En la actualidad, el 33% de los trabajadores por cuenta propia son mujeres, según se refleja en el reciente estudio “Las mujeres en cifras 1983-2008”, elaborado por el Instituto de la Mujer, en el que también se indica que en los últimos 25 años la tasa de ocupación femenina se ha duplicado, pasando del 22,7% al 44,1%, y que la cifra de mujeres empresarias ha crecido un 37% desde el año 2000.
Asimismo, las autónomas suponen ya el 13% del empleo femenino (en torno a 1.087.000 mujeres), según un análisis realizado recientemente por el Consejo Superior de las Cámaras de Comercio españolas.
Aunque más de la mitad de los universitarios son mujeres sólo el 16% de éstas ostentan cargos en la dirección de las empresas (54% de las matrículas del curso 2006-07), s. Además, las mujeres, como media, ganan un 26,3% menos de salario que los hombres, a pesar de realizar las mismas funciones y de tener responsabilidades similares.
En este sentido, el estudio “¿Quién manda en la empresa andaluza?”, realizado en 2004 por expertos de la Universidad de Málaga y promovido por la Asociación de Directivas, Empresarias y Profesionales, Mujeres de Andalucía (ADEPMA) refleja que en el 78,7% de las 2115 empresas andaluzas analizadas no existía ninguna mujer en los puestos directivos, a pesar de que en 2003 las mujeres superaban a los hombres en las matrículas universitarias.
Un ejemplo concreto lo tenemos en el estudio realizado por la Asociación Española de Mujeres Profesionales de los Medios de Comunicación, que asegura que sólo un 8% de las mujeres que desarrollan su carrera en un medio de comunicación llega a ocupar algún cargo directivo.
El informe del Instituto de la Mujer añade que en los Consejos de Administración de las empresas del IBEX-35 sólo hay un 6,4% de mujeres, un porcentaje similar (6%) al de las féminas que forman parte de las Reales Academias Españolas.
Por todo ello, no es de extrañar que muchas mujeres se vean obligadas a crear su propio trabajo para poder escapar de esta situación.
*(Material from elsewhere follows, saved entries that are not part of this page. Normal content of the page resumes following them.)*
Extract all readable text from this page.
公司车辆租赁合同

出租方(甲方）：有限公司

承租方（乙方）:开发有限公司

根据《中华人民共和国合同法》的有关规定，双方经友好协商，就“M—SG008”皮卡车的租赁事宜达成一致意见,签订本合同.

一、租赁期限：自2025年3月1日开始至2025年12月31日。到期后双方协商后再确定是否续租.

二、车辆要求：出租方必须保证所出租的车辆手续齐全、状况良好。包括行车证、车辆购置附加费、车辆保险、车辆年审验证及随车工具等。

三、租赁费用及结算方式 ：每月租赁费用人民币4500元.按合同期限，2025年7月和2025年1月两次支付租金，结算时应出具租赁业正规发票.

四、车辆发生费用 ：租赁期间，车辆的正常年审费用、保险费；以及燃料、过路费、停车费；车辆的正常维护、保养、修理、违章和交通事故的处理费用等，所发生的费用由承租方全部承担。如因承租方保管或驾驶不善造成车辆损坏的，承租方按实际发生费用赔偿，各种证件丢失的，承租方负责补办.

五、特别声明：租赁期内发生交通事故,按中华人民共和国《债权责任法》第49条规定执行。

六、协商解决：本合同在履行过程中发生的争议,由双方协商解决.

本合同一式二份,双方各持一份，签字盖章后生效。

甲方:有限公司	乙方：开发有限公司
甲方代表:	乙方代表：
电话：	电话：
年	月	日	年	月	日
Además, el deseo de conciliar la vida familiar y laboral, así como de alcanzar puestos directivos, acordes con sus expectativas, son otros dos factores que impulsan a la mujer a embarcarse en la aventura del autoempleo.
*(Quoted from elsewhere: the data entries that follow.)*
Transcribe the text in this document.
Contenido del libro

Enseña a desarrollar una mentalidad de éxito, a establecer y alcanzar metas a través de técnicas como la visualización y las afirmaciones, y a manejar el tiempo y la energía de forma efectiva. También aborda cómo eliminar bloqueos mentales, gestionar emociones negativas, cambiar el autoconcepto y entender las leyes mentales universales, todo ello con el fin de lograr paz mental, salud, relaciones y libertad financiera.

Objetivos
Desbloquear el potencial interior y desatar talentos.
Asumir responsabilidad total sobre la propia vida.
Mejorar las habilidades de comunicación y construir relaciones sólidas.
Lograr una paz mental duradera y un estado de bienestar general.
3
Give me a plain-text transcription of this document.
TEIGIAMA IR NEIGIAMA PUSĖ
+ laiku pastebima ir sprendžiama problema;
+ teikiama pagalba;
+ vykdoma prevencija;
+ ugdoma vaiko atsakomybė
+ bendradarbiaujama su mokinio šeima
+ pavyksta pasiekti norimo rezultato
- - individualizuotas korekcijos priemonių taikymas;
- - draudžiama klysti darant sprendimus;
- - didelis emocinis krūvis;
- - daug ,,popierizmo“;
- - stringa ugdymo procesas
De todo ello se desprende que, estamos ante una oportunidad histórica para enriquecer la gestión y los procesos productivos de empresas e instituciones de Málaga, mediante una mayor y mejor incorporación de la mujer al mercado laboral.
Sin embargo, ningún proceso surge por la inercia y sin crear los mecanismos de control y de impulso que vele por ellos. El conocimiento más aproximado posible a la realidad es el primer paso, para después diseñar y crear un órgano de seguimiento y control, al que se denominará “Observatorio de la Empresaria Malagueña”.